'É brincadeira de mau gosto’, rebate irmão de Celso Daniel
Advogado divulga cartas de Bruno, exilado na França por alegação de ameaça por insistir em investigar morte
Bruno Daniel também reagiu nesta quinta-feira às declarações do chefe de gabinete do presidente Luiz Inácio Lula da Silva, Gilberto Carvalho, para quem o asilo político dele e de sua família é fruto de uma "opção pessoal". Vivendo na França desde 2006, sob alegação de que foi ameaçado por insistir em investigar a morte do irmão, Bruno disse ao Estado que montou um dossiê com evidências de perseguições, que foi apresentado ao governo francês e justificou o refúgio.

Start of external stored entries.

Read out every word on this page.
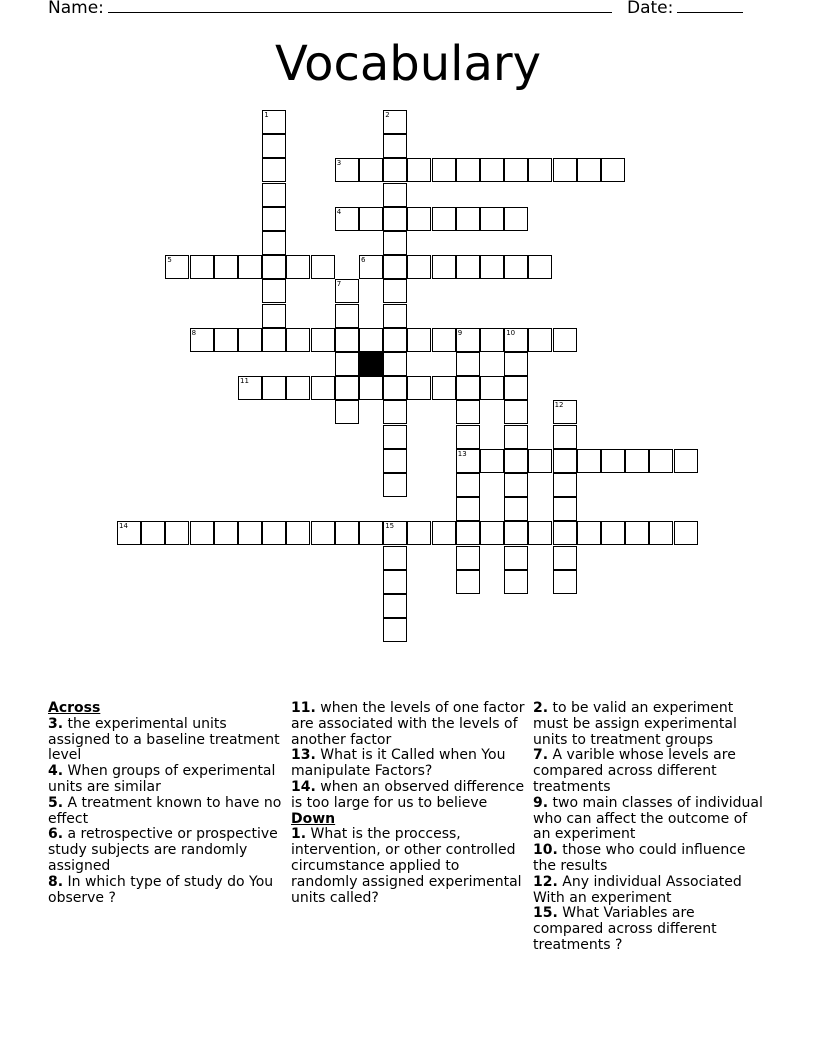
Name:	Date:
Vocabulary
1	2
3
4
5	6
7
8	9	10
13
11
12
14	15
Across
3. the experimental units assigned to a baseline treatment level
4. When groups of experimental units are similar
5. A treatment known to have no effect
6. a retrospective or prospective study subjects are randomly assigned
8. In which type of study do You observe ?
11. when the levels of one factor are associated with the levels of another factor
13. What is it Called when You manipulate Factors?
14. when an observed difference is too large for us to believe
Down
1. What is the proccess, intervention, or other controlled circumstance applied to randomly assigned experimental units called?
2. to be valid an experiment must be assign experimental units to treatment groups
7. A varible whose levels are compared across different treatments
9. two main classes of individual who can affect the outcome of an experiment
10. those who could influence the results
12. Any individual Associated With an experiment
15. What Variables are compared across different treatments ?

"Dizer que é opção pessoal é uma brincadeira de mau gosto", reagiu Bruno, lembrando que ele e sua família permaneceram sob proteção policial oferecida pelo governo paulista entre outubro de 2005 e fevereiro de 2006. Ele declarou ainda que Carvalho mostrou sua "face" e sua intenção de fazer ataques pessoais à família do prefeito assassinado. "Ele não discute o caso do Celso ou aquilo em que ele poderia ter contribuído. E procura nos atacar do ponto de vista pessoal."
A afirmação de Carvalho também gerou reação de amigos de Bruno e de sua esposa, Marilena Nakano. "Essa história de dizer que eles foram porque quiseram é mentira. Ninguém foi para lá para passear", disse o ex-vereador pelo PT Ricardo Alvarez, hoje no PSOL.
O advogado Hélio Bicudo liderou nesta quinta um ato na Câmara Municipal de Santo André, no qual foram divulgadas duas cartas escritas na França pelo irmão de Celso Daniel, Bruno e sua esposa.
"Depois de termos vivido os duros anos da ditadura militar, não imaginávamos que alguém seria obrigado a sair do País e se refugiar em outro, na condição de exilado. Para nossa surpresa, aqui estamos diante dessa dura realidade."
Na segunda carta, endereçada à presidente do Supremo Tribunal Federal (STF), Ellen Gracie, o casal pede que não seja dado ganho de causa ao empresário Sérgio Gomes da Silva, o Sombra - um dos investigados -, que contesta na Justiça a constitucionalidade do poder de investigação do Ministério Público Estadual. "A sua intenção é clara: fazer invalidar as provas coletadas por promotores públicos, que não deixam dúvida quanto à sua participação (no assassinato)", diz o documento.